Data Catalog

Hue Browsers power the Data Catalog. They let you easily search, glance and perform actions on data or jobs in Cloud or on premise clusters.

The browsers can be “enriched” with Search and Tagging by metadata services.

SQL Tables

The Table Browser enables you to manage the databases, tables, and partitions of the metastore shared by the Hive and Impala. You can perform the following operations:

  • Search and display metadata like tags and additional description from Catalog backends.

  • Databases

    • Select a database
    • Create a database
    • Drop databases
  • Tables

Data Importer

The goal of the importer is to allow ad-hoc queries on data not yet in the clusters and simplifies self-service analytics.

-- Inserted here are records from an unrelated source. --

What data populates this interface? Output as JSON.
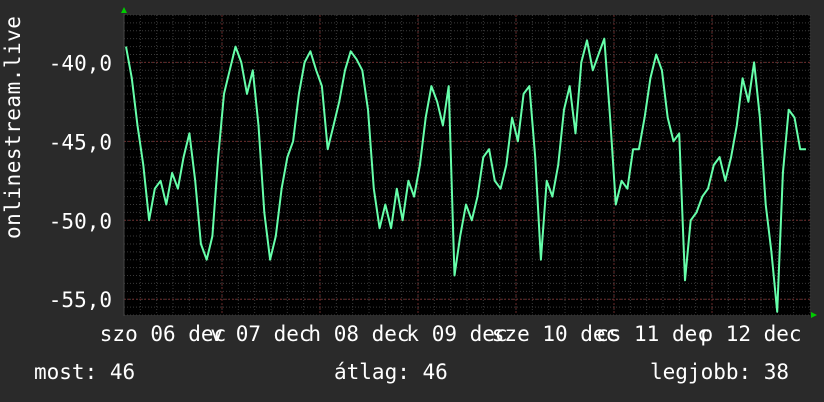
{
  "chart_data": {
    "type": "line",
    "ylabel": "onlinestream.live",
    "ylim": [
      -56,
      -37
    ],
    "yticks": [
      -40,
      -45,
      -50,
      -55
    ],
    "ytick_labels": [
      "-40,0",
      "-45,0",
      "-50,0",
      "-55,0"
    ],
    "x_ticks": [
      "szo 06 dec",
      "v 07 dec",
      "h 08 dec",
      "k 09 dec",
      "sze 10 dec",
      "cs 11 dec",
      "p 12 dec"
    ],
    "grid": true,
    "colors": {
      "background": "#2a2a2a",
      "plot": "#000000",
      "line": "#66ffaa",
      "grid_major": "#6a2a2a",
      "grid_minor": "#3a3a3a",
      "arrow": "#00cc00"
    },
    "series": [
      {
        "values": [
          -39.0,
          -41.0,
          -44.0,
          -46.5,
          -50.0,
          -48.0,
          -47.5,
          -49.0,
          -47.0,
          -48.0,
          -46.0,
          -44.5,
          -47.5,
          -51.5,
          -52.5,
          -51.0,
          -46.0,
          -42.0,
          -40.5,
          -39.0,
          -40.0,
          -42.0,
          -40.5,
          -44.0,
          -49.5,
          -52.5,
          -51.0,
          -48.0,
          -46.0,
          -45.0,
          -42.0,
          -40.0,
          -39.3,
          -40.5,
          -41.5,
          -45.5,
          -44.0,
          -42.5,
          -40.5,
          -39.3,
          -39.8,
          -40.5,
          -43.0,
          -48.0,
          -50.5,
          -49.0,
          -50.5,
          -48.0,
          -50.0,
          -47.5,
          -48.5,
          -46.5,
          -43.5,
          -41.5,
          -42.5,
          -44.0,
          -41.5,
          -53.5,
          -51.0,
          -49.0,
          -50.0,
          -48.5,
          -46.0,
          -45.5,
          -47.5,
          -48.0,
          -46.5,
          -43.5,
          -45.0,
          -42.0,
          -41.5,
          -46.0,
          -52.5,
          -47.5,
          -48.5,
          -46.5,
          -43.0,
          -41.5,
          -44.5,
          -40.0,
          -38.6,
          -40.5,
          -39.5,
          -38.5,
          -43.5,
          -49.0,
          -47.5,
          -48.0,
          -45.5,
          -45.5,
          -43.5,
          -41.0,
          -39.5,
          -40.5,
          -43.5,
          -45.0,
          -44.5,
          -53.8,
          -50.0,
          -49.5,
          -48.5,
          -48.0,
          -46.5,
          -46.0,
          -47.5,
          -46.0,
          -44.0,
          -41.0,
          -42.5,
          -40.0,
          -43.5,
          -49.0,
          -52.0,
          -55.8,
          -47.0,
          -43.0,
          -43.5,
          -45.5,
          -45.5
        ]
      }
    ]
  },
  "footer": {
    "now": "most: 46",
    "avg": "átlag: 46",
    "best": "legjobb: 38"
  }
}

If you want to import your own data instead of installing the sample tables, open the importer from the left menu or from the little + in the left assist.

To learn more, watch the video on Data Import Wizard.

Note Files can be dragged & dropped, selected from HDFS or S3 (if configured), and their formats are automatically detected. The wizard also assists when performing advanced functionalities like table partitioning, Kudu tables, and nested types.

Traditional Databases

Import data from relational databases to HDFS file or Hive table using Apache Sqoop. It enables to bring large amount of data into the cluster in just few clicks via interactive UI. The imports run on YARN and are scheduled by Oozie.

Learn more about it on the ingesting data from traditional databases post.

Indexing

In the past, indexing data into Solr to then explore it with a Dynamic Dashboard has been quite difficult. The task involved writing a Solr schema and a Morphlines file then submitting a job to YARN to do the indexing. Often times getting this correct for non trivial imports could take a few days of work. Now with Hue’s new feature you can start your YARN indexing job in minutes.

Read more about it here.

Dashboards

Dashboards are an interactive way to explore your data quickly and easily. No programming is required and the analysis is done by drag & drops and clicks.

Read more about Dashboards.

Concepts

Simply drag & drop widgets that are interconnected together. This is great for exploring new datasets or monitoring without having to type.

Querying

The search box support live prefix filtering of field data and comes with a Solr syntax autocomplete in order to make the querying intuitive and quick. Any field can be inspected for its top values of statistic. This analysis happens very fast as the data is indexed.

Autocomplete

The top search bar offers a full autocomplete on all the values of the index.

More Like This

The “More like This” feature lets you selected fields you would like to use to find similar records. This is a great way to find similar issues, customers, people… with regard to a list of attributes.

Files

The File Browser application lets you interact with these file systems HDFS, S3 or ADLS:

  • Create files and directories, upload and download files, upload zip archives and extract them, rename, move, and delete files and directories.
  • Change a file’s or directory’s owner, group, and permissions.
  • View and edit files as text or binary.
  • Create external tables or export query results

HDFS

Hue is fully compatible with HDFS and is handy for browsing, peeking at file content, upload or downloading data.

S3

Hue can be setup to read and write to a configured S3 account, and users get autocomplete capabilities and can directly query from and save data to S3 without any intermediate moving/copying to HDFS.

Read more about it.

ADLS

Learn more about it on the ADLS integration post.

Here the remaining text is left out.